Eramuslim – Aneh kalau ada yang berkata, “Kesampingkan akal di hadapan sunnah”, atau “Agama Islam sudah sempurna. Kita cukup Copy Paste saja,” dan ungkapan-ungkapan lain yang senada. Seolah-olah sebuah nash, baik ayat maupun hadits, bisa langsung diamalkan tanpa dipahami dulu. Memahami itu, tentu menggunakan akal. Tak ada yang lain.
Dari dulu para ulama sudah memperingatkan akibat kalau sebuah hadits tidak dipahami dengan baik. Hebatnya, yang memperingatkan itu justeru para ulama hadits sendiri.
Walaupun memang, banyak dari ulama masa itu yang menghimpun antara hadits dan fiqih, riwayah dan dirayah, penukilan dan pemahaman. Tapi tidak sedikit juga yang keahliannya hanya sekedar meriwayatkan saja, tidak memahami apa yang diriwayatkannya.
Ini yang disentil Imam Ibnu al-Jauzi رحمه الله dalam kitabnya Talbis Iblis. Ia mengatakan bahwa diantara bentuk talbis (kerancuan) yang dilemparkan Iblis kepada ashab hadits adalah mereka menghabiskan usia untuk mengumpulkan berbagai jalur periwayatan hadits, mengejar sanad yang tinggi, menghimpun matan-matan yang asing dan langka, lalu mereka mengabaikan sesuatu yang jauh lebih penting dari itu ; memahami substansi hadits.

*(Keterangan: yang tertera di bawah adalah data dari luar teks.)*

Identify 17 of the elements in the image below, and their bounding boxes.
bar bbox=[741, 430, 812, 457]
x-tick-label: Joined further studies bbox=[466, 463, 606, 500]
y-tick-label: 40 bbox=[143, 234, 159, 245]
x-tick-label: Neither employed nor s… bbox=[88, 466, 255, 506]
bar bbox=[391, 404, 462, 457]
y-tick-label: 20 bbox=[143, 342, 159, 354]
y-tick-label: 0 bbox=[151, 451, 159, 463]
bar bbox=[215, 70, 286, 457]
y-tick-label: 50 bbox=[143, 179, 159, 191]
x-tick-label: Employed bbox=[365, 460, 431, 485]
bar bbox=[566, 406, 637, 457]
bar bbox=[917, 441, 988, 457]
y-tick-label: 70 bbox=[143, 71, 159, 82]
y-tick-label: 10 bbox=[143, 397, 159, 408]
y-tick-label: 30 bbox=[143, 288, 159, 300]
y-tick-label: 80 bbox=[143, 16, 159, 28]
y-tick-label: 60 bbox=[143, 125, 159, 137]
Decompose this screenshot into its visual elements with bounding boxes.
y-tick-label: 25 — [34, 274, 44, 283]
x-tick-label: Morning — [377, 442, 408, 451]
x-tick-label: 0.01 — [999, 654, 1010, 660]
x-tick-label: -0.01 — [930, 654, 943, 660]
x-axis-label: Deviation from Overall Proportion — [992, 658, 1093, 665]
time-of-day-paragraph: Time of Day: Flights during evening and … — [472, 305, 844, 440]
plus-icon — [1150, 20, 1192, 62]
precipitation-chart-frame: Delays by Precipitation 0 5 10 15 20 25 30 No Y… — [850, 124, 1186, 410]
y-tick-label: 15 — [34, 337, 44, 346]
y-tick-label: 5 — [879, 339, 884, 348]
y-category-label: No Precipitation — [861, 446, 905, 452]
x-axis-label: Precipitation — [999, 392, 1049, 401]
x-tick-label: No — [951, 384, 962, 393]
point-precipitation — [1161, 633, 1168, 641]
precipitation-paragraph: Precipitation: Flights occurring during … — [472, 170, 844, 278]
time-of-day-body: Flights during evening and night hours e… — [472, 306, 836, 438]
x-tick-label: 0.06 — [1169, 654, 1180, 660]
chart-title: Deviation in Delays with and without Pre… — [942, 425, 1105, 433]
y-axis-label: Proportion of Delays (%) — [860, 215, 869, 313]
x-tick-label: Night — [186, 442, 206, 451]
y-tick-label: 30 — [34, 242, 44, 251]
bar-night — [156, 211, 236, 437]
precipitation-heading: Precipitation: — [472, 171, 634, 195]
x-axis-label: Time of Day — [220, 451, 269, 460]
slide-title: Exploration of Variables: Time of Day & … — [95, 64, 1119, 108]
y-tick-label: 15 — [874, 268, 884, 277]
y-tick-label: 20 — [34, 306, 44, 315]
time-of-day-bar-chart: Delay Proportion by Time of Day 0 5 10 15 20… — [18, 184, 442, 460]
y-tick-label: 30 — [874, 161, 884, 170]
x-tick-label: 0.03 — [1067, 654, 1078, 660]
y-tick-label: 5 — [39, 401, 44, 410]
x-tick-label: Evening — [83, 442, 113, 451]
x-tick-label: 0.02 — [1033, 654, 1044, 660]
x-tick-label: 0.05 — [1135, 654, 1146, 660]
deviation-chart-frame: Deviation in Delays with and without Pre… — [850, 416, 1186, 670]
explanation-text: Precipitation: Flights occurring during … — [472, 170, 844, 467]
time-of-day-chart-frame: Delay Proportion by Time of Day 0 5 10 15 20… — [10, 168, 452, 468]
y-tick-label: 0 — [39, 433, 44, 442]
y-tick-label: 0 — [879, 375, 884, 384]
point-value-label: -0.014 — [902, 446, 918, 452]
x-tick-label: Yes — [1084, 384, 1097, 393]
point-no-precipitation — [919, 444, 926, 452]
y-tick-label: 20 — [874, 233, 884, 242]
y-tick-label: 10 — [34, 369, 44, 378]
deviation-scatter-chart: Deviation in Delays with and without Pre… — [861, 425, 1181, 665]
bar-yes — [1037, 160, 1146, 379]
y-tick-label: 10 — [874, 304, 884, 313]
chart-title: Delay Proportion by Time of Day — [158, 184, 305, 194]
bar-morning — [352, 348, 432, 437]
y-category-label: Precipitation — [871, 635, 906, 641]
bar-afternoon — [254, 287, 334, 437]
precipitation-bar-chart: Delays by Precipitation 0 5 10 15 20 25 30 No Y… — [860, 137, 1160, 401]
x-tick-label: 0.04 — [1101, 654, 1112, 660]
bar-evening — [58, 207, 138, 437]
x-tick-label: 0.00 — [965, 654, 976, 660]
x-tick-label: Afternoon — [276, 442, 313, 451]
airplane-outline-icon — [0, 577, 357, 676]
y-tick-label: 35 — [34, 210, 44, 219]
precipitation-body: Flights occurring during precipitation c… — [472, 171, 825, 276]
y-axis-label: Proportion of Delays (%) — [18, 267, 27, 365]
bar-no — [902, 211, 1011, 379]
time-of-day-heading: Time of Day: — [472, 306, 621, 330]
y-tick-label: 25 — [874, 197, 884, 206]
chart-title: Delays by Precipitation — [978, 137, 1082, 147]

Ibnu al-Jauzi menceritakan suatu kisah yang cukup menggelikan. Ia berkata, “Sebagian ahli hadits meriwayatkan bahwa Rasulullah Saw melarang seseorang untuk mengairi tanaman orang lain. Mendengar hadits itu, beberapa dari mereka berkata, “Kami, sebelum ini, kalau ada air yang berlebih di kebun kami, memang kami alirkan ke kebun tetangga kami. Tapi sekarang kami menyesal dan mohon ampun kepada Allah سبحانه وتعالى.”